In the next chapter, you’ll move from individual values to collections: lists, tuples, dictionaries, and sets. These are the data structures that let you work with groups of values, and they’ll connect directly to the rows and columns you know from SQL.

Glossary

assignment: Storing a value in a variable using =. Example: x = 42.
boolean: A type with only two values: True and False. Used for logic and conditions.
comment: Text in source code that Python ignores, marked with #. Used to explain the reasoning behind code.
dynamic typing: A language feature where variables don’t have fixed types. The type is determined by the value currently assigned.
expression: A combination of values, variables, and operators that Python evaluates to produce a result. Example: 2 + 3.
f-string: A formatted string literal, prefixed with f, that can contain expressions inside curly braces. Example: f"Total: {x + y}".
falsy: A value that evaluates to False in a boolean context. In Python: 0, 0.0, "", [], {}, (), set(), None, and False.
float: A number with a decimal point, stored using IEEE 754 double-precision format.
floor division: Division that rounds the result down to the nearest integer, using the // operator.
integer: A whole number with no decimal point. Python integers have no size limit.
modulo: The remainder after division, computed with the % operator.
None: Python’s representation of “no value,” analogous to SQL’s NULL.
operator: A symbol that performs an operation on values. Arithmetic (+, -), comparison (==, <), and logical (and, or, not) are the main categories.
REPL: Read-Eval-Print Loop. An interactive Python prompt for testing expressions.

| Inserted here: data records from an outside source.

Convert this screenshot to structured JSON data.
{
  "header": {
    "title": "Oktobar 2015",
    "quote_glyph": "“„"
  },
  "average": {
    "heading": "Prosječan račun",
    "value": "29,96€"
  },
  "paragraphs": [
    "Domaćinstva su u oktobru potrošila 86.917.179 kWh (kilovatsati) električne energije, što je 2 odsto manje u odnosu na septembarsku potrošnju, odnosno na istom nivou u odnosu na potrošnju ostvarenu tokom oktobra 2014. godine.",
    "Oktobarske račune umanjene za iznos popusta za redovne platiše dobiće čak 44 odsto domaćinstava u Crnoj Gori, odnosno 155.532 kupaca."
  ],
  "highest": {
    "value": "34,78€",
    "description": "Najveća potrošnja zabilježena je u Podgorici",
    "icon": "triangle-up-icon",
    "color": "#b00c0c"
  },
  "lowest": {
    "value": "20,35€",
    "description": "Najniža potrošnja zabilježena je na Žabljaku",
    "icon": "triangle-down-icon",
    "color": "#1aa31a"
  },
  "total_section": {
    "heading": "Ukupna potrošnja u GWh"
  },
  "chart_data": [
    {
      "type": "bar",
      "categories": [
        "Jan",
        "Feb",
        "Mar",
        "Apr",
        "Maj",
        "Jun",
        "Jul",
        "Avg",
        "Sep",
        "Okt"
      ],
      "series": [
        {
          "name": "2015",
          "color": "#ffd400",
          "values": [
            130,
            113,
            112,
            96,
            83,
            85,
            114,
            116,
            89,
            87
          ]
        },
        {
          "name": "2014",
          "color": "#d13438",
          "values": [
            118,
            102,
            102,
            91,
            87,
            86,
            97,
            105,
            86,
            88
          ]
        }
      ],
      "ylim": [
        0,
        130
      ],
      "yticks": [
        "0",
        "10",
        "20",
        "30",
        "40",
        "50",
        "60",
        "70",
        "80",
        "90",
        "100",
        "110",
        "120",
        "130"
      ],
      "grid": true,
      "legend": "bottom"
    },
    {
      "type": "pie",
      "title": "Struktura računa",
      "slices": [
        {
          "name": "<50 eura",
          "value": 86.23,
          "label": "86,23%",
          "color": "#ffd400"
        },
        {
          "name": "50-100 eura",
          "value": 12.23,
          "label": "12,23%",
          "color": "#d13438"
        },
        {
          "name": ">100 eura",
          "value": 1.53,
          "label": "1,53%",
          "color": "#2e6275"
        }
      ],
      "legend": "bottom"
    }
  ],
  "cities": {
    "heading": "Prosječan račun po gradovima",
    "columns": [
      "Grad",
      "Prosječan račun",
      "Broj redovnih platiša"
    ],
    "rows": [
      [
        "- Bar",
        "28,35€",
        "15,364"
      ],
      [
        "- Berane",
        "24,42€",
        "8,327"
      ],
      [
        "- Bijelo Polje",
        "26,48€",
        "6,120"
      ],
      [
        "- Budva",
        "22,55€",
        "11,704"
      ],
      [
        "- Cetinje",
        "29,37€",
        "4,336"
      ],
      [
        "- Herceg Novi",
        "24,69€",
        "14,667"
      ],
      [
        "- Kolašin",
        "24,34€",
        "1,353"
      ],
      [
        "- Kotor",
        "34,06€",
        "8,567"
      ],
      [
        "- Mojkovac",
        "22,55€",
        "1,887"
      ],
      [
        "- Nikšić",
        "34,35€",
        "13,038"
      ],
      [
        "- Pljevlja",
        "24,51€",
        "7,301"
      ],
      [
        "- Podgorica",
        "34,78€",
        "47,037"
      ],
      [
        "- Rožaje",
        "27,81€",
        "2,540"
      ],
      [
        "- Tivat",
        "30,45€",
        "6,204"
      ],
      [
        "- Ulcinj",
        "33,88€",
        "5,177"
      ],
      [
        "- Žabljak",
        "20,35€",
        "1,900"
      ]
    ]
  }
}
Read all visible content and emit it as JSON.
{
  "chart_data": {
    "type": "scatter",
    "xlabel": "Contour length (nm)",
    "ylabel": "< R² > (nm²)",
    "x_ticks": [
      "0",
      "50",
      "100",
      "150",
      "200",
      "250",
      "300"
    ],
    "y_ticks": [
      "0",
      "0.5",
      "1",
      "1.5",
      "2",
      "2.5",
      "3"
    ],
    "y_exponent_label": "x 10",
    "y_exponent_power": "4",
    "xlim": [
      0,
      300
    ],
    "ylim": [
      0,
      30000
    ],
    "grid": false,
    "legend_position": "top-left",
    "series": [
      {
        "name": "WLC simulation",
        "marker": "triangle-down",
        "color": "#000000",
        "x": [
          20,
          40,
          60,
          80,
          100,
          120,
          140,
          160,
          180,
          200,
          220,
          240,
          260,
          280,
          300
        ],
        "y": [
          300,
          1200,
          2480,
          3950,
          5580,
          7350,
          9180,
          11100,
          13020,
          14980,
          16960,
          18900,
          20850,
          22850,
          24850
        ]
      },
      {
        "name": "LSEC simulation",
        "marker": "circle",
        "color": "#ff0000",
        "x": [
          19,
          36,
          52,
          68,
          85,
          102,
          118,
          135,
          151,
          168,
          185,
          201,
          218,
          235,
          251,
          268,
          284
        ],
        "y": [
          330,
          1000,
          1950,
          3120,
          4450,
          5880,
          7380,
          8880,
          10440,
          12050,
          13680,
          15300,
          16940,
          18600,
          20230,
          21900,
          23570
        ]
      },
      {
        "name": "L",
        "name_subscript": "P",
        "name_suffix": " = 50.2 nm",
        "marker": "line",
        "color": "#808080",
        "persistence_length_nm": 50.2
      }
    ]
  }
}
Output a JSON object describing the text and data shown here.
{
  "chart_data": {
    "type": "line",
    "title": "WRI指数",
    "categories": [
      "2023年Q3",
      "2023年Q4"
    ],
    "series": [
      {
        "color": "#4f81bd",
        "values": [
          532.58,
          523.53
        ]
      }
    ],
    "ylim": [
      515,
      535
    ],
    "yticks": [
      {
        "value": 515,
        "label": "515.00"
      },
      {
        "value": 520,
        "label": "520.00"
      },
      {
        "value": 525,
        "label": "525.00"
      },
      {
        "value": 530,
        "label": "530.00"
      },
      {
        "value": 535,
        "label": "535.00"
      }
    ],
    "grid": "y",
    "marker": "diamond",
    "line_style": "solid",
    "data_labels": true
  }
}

short-circuit evaluation: The behavior where and and or stop evaluating as soon as the result is determined. and stops at the first falsy value; or stops at the first truthy value.
snake_case: Python’s naming convention for variables and functions: lowercase words separated by underscores.
string: A sequence of characters, enclosed in single or double quotes. Strings are immutable.
truthy: A value that evaluates to True in a boolean context. Most non-zero, non-empty values are truthy.
variable: A name that refers to a value stored in memory.